5900x PPT format, TDC and EDC specifications
5900x PPT format, TDC and EDC specifications
I stick to the minimal stable per-core numbers for the optimizer and leave the rest unchanged. My fans run at full speed at 63°C to help keep temperatures under 70°C. That setting pushes me past 22,000 in Cinebench—slightly better than last time. If your cooling is solid, increasing PPT, EDC, and TDC could let the CPU perform higher under load, but since I have an air cooler, pushing it to 180W+ quickly makes me over 70°C and only marginally improves R23. Maybe next winter I’ll open the windows for a cooler day and see how it affects things, otherwise these settings are my best bet.
I operate at 200 ppt 130 tdc 180 edc with fans running at 60. For applications like OCCT achieving 4700-4750 for an hour, R23 performs around the upper 23K range, near 24K. I skip per-core metrics since Windows doesn’t rely on that approach. At least not in a win10 scenario. I adjust all core settings to -30 +200.
Using those configurations on my machine, OCCT Large, Variable, AVX2 maintained a steady 4.7GHz across all cores for 15 minutes and stayed at a comfortable 58°C. That's decent performance. My Cinebench R23 scored 22,883 in one test, which may not look impressive but it’s due to temperatures spiking up to 85°C quickly. Power draw hit nearly 197W. Clock speeds dropped noticeably after throttling. It was clear in the test results—speed felt much lower than before. Honestly, gaining another 800 points in R23 would require a significant jump in power use and heat, which isn't feasible with my setup. I’d prefer a cooler processor or better cooling solutions to approach even higher speeds.
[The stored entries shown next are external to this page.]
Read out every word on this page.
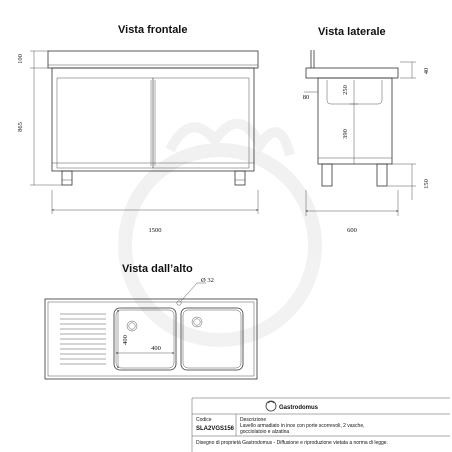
Vista frontale	Vista laterale
Vista dall’alto
100
865
1500
40
80
250
390
150
600
Ø 32
400
400
Gastrodomus
Codice
SLA2VGS156
Descrizione
Lavello armadiato in inox con porte scorrevoli, 2 vasche,
gocciolatoio e alzatina
Disegno di proprietà Gastrodomus - Diffusione e riproduzione vietata a norma di legge.
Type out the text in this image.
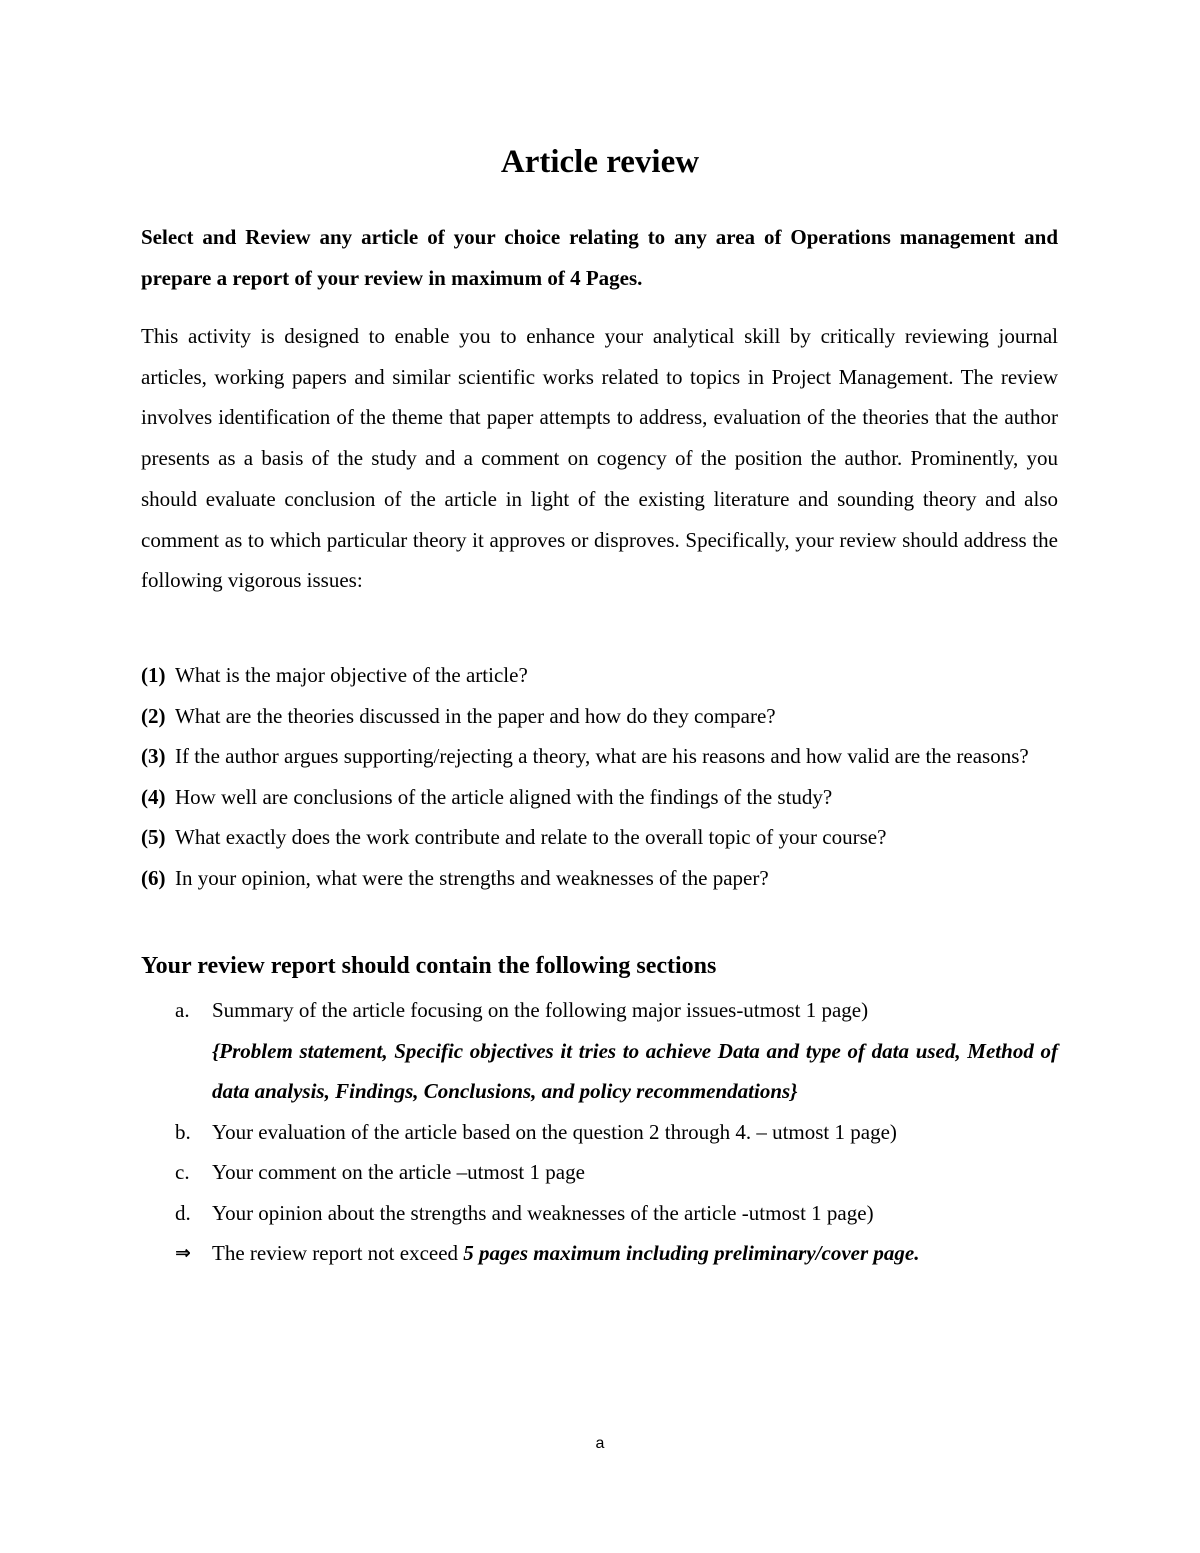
Article review
Select and Review any article of your choice relating to any area of Operations management and prepare a report of your review in maximum of 4 Pages.
This activity is designed to enable you to enhance your analytical skill by critically reviewing journal articles, working papers and similar scientific works related to topics in Project Management. The review involves identification of the theme that paper attempts to address, evaluation of the theories that the author presents as a basis of the study and a comment on cogency of the position the author. Prominently, you should evaluate conclusion of the article in light of the existing literature and sounding theory and also comment as to which particular theory it approves or disproves. Specifically, your review should address the following vigorous issues:
(1) What is the major objective of the article?
(2) What are the theories discussed in the paper and how do they compare?
(3) If the author argues supporting/rejecting a theory, what are his reasons and how valid are the reasons?
(4) How well are conclusions of the article aligned with the findings of the study?
(5) What exactly does the work contribute and relate to the overall topic of your course?
(6) In your opinion, what were the strengths and weaknesses of the paper?
Your review report should contain the following sections
a. Summary of the article focusing on the following major issues-utmost 1 page)
{Problem statement, Specific objectives it tries to achieve Data and type of data used, Method of data analysis, Findings, Conclusions, and policy recommendations}
b. Your evaluation of the article based on the question 2 through 4. – utmost 1 page)
c. Your comment on the article –utmost 1 page
d. Your opinion about the strengths and weaknesses of the article -utmost 1 page)
⇒ The review report not exceed 5 pages maximum including preliminary/cover page.
a
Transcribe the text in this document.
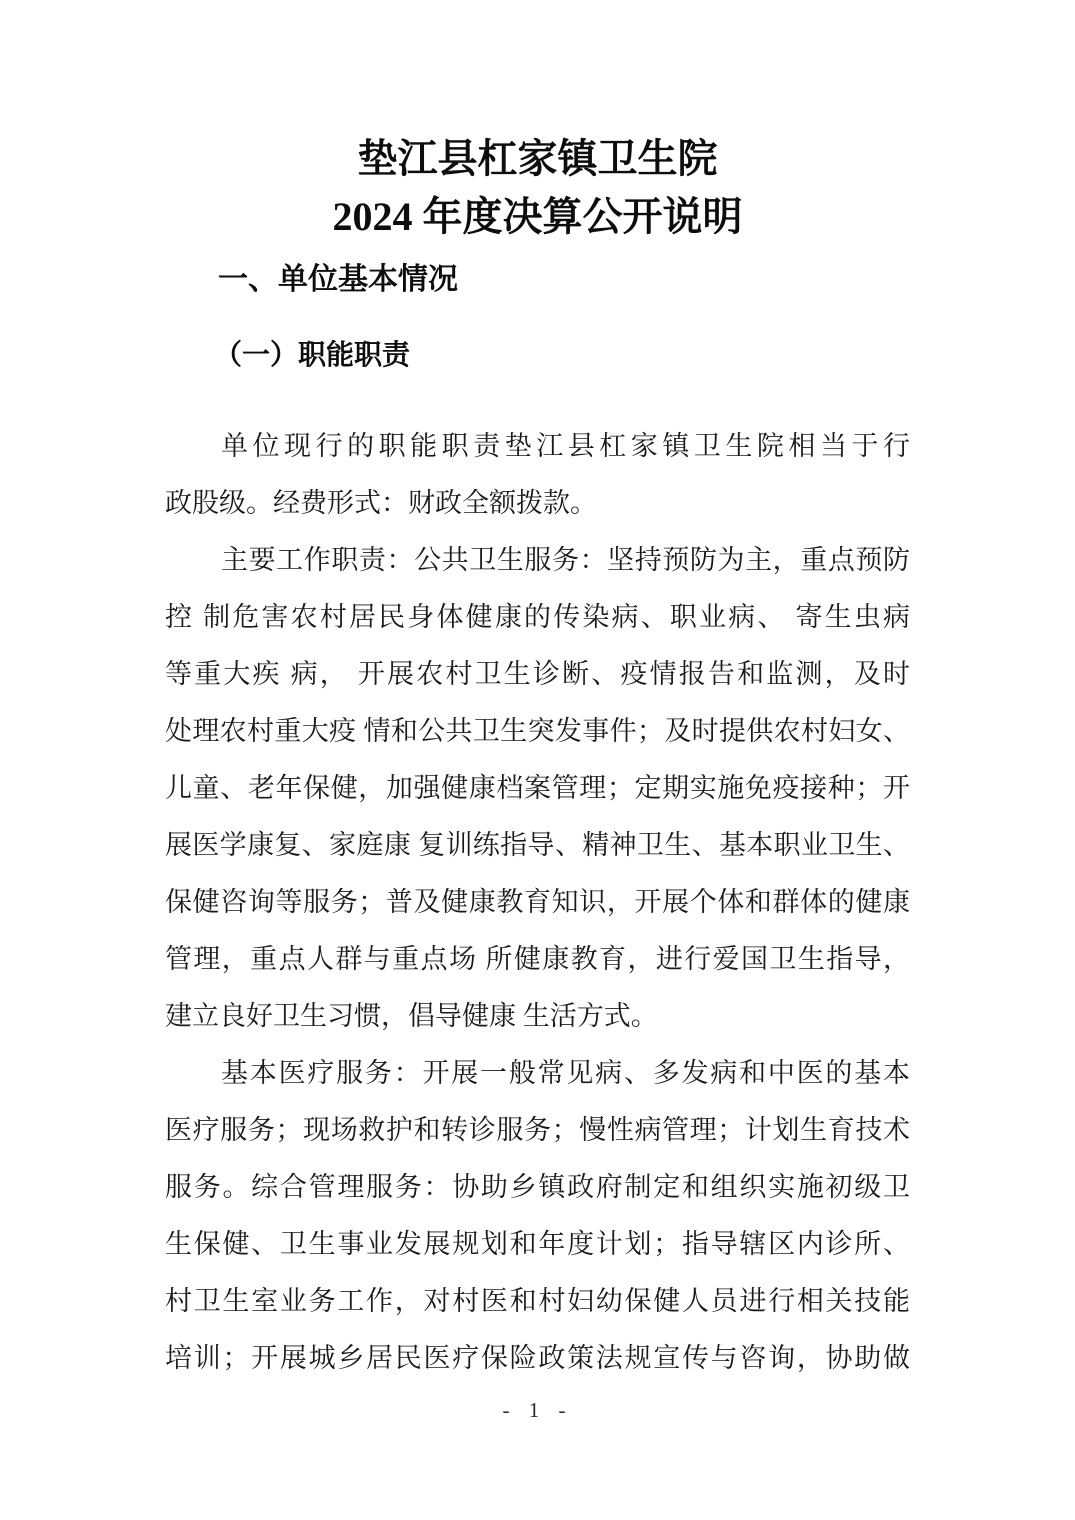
垫江县杠家镇卫生院
2024 年度决算公开说明
一、单位基本情况
（一）职能职责
单位现行的职能职责垫江县杠家镇卫生院相当于行
政股级。经费形式：财政全额拨款。
主要工作职责：公共卫生服务：坚持预防为主，重点预防
控 制危害农村居民身体健康的传染病、职业病、 寄生虫病
等重大疾 病， 开展农村卫生诊断、疫情报告和监测，及时
处理农村重大疫 情和公共卫生突发事件；及时提供农村妇女、
儿童、老年保健，加强健康档案管理；定期实施免疫接种；开
展医学康复、家庭康 复训练指导、精神卫生、基本职业卫生、
保健咨询等服务；普及健康教育知识，开展个体和群体的健康
管理，重点人群与重点场 所健康教育，进行爱国卫生指导，
建立良好卫生习惯，倡导健康 生活方式。
基本医疗服务：开展一般常见病、多发病和中医的基本
医疗服务；现场救护和转诊服务；慢性病管理；计划生育技术
服务。综合管理服务：协助乡镇政府制定和组织实施初级卫
生保健、卫生事业发展规划和年度计划；指导辖区内诊所、
村卫生室业务工作，对村医和村妇幼保健人员进行相关技能
培训；开展城乡居民医疗保险政策法规宣传与咨询，协助做
- 1 -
I adjusted the settings using the PPT 140 TDC 95 EDC 113 Curver Optimiser at negative 15. Performance improved over the standard options. Running my PC in Power Saver while doing idle tasks like browsing or downloading seems to work well. The Balanced value changes during gaming or editing, but I haven't noticed stability problems unless I push the settings further.
Focus on maximizing performance while keeping temperatures minimal. This approach uses curve optimization to run a slightly lower core speed for an additional 100–200 MHz boost by lowering heat output. Alternatively, choose cooling solutions that provide sufficient thermal margin, allowing you to increase the PBO limit and potentially gain more than 200 MHz.
Sorry to necro, but what insights did @maka0 come up with? I aim to replicate your approach by adjusting TDC/EDC/PPT below normal levels to balance power savings and performance. Primarily focused on single-core efficiency for gaming, though modern titles often use multiple cores. My goal is to maximize core utilization without sacrificing stock results.
TDC, EDC, and PPT shouldn't affect your results on lightly threaded tasks. These numbers represent the overall CPU limits. You need to set them extremely low only when games use very few cores. I've seen this firsthand: I had to bring them down to the 35W TDP APU levels before my single-core speed dropped. Have you tried using a curve optimizer to apply a negative voltage offset? It clearly changed how the CPU boosted, allowing it to reach 4.95GHz more often in games.
For stability checks, OCCT is a good choice. Perform a large, variable AVX2 stress test lasting 15 minutes on each core separately (use advanced settings, leave all except one core checked, enable both physical and virtual checks, turn off other options). If errors appear, your curve offset isn't stable.